Women journalists have disappeared from news organisations and questions loomed over whether women would be allowed to play sports. Earlier this month, women were beaten by Taliban enforcers while protesting for their rights.

“There’s a very long list and it’s pretty relentless,” says Barr, speaking on the phone from Islamabad. “Every day or so there’s some indication that there’s no Taliban 2.0.”

Taliban leaders have argued that the country can ill afford to allow demonstrations for women’s rights or a divisive debate about women’s role in society while they are still trying to stabilise the country following the collapse last month of the western-backed government.

But far-right authoritarian regimes have for decades sacrificed women’s rights for the sake of what they describe as “stability”. That is what appears to be happening in Afghanistan following the takeover of the country by the fundamentalist Taliban organisation. But what has been incredibly cynical is the willingness of the international community to embrace the Taliban regardless of its treatment of half the population.

Afghanistan’s neighbours including Pakistan, Iran, China, Turkey, Russia and even long-time Taliban foe India are practically tripping over each other trying to get into the good graces of Kabul’s new masters.
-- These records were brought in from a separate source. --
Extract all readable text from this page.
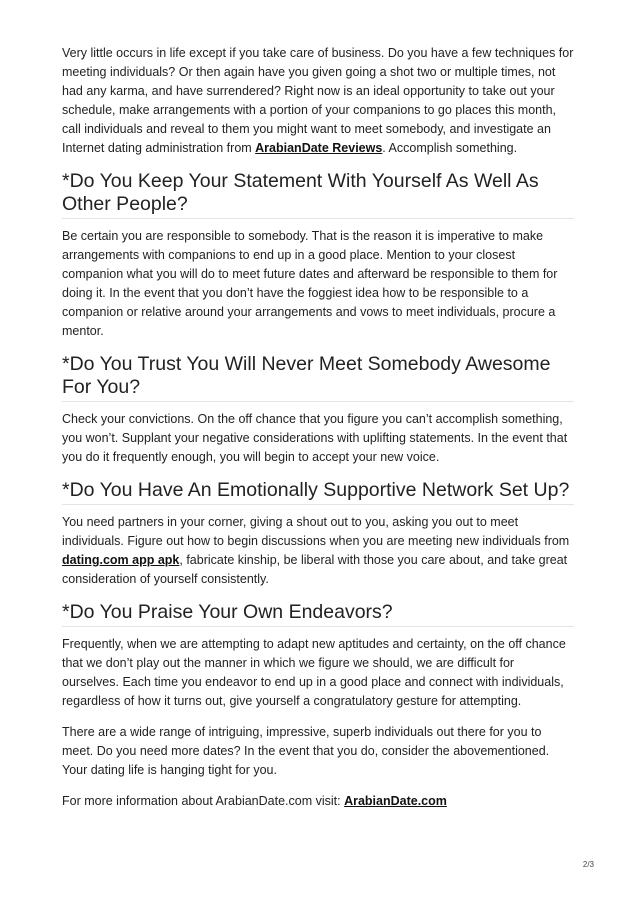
Very little occurs in life except if you take care of business. Do you have a few techniques for meeting individuals? Or then again have you given going a shot two or multiple times, not had any karma, and have surrendered? Right now is an ideal opportunity to take out your schedule, make arrangements with a portion of your companions to go places this month, call individuals and reveal to them you might want to meet somebody, and investigate an Internet dating administration from ArabianDate Reviews. Accomplish something.

*Do You Keep Your Statement With Yourself As Well As Other People?

Be certain you are responsible to somebody. That is the reason it is imperative to make arrangements with companions to end up in a good place. Mention to your closest companion what you will do to meet future dates and afterward be responsible to them for doing it. In the event that you don’t have the foggiest idea how to be responsible to a companion or relative around your arrangements and vows to meet individuals, procure a mentor.

*Do You Trust You Will Never Meet Somebody Awesome For You?

Check your convictions. On the off chance that you figure you can’t accomplish something, you won’t. Supplant your negative considerations with uplifting statements. In the event that you do it frequently enough, you will begin to accept your new voice.

*Do You Have An Emotionally Supportive Network Set Up?

You need partners in your corner, giving a shout out to you, asking you out to meet individuals. Figure out how to begin discussions when you are meeting new individuals from dating.com app apk, fabricate kinship, be liberal with those you care about, and take great consideration of yourself consistently.

*Do You Praise Your Own Endeavors?

Frequently, when we are attempting to adapt new aptitudes and certainty, on the off chance that we don’t play out the manner in which we figure we should, we are difficult for ourselves. Each time you endeavor to end up in a good place and connect with individuals, regardless of how it turns out, give yourself a congratulatory gesture for attempting.

There are a wide range of intriguing, impressive, superb individuals out there for you to meet. Do you need more dates? In the event that you do, consider the abovementioned. Your dating life is hanging tight for you.

For more information about ArabianDate.com visit: ArabianDate.com

2/3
Pakistan, which has a long and tangled relationship with the Taliban, has been blatantly shilling for the group, excusing its excesses, lest the country fall apart and become a haven for the very same terrorist networks the Taliban has regularly aligned with.

“You cannot impose women’s rights from abroad,” Pakistani prime minister Imran Khan said in an interview with CNN last week. “Rather than sitting here and thinking that we can control them, we should incentivise them.”

But the Taliban may have little incentive to change its ways on women when so many regional powers are so eager to do business with it. Many may also consider it insulting to trivialise women’s rights and suggest that the international community should try to bribe the Taliban to fulfill its own obligations. Afghanistan is a fully ratified member of the 1979 international treaty on women’s equality, which forbids “discrimination against women in all its forms” regardless of dubious worries about instability.

“What kind of stability is it where half the population is hiding inside their homes and has lost its rights,” says Barr. “To treat the issue of women’s rights as a minor detail that can be dealt with later is profoundly misogynist.”

There were many missteps during Afghanistan’s 20-year experiment in western-backed pluralism. But there was also much progress when it came to empowering women.

Some journalists in recent weeks have misguidedly argued that the advances in women’s rights came almost exclusively in the cities, at the expense of lost security for women in rural areas where the Taliban’s values are not so alien.

But that ignores the fact that it was those stretches either controlled or contested by the Taliban where women were held back. The delineation between urban and rural Afghanistan has also become far more murky over the last 20 years as the country’s road and communications networks have improved. Women in the cities often travel to their ancestral villages. Women in the countryside visit relatives or conduct business in the cities.

The US and its allies botched their 20-year attempt to help build a sustainable Afghan state in part because of failures to understand the country and listen to ordinary people. It’s important now that world powers do not repeat the same mistake by ignoring the voices of Afghan women.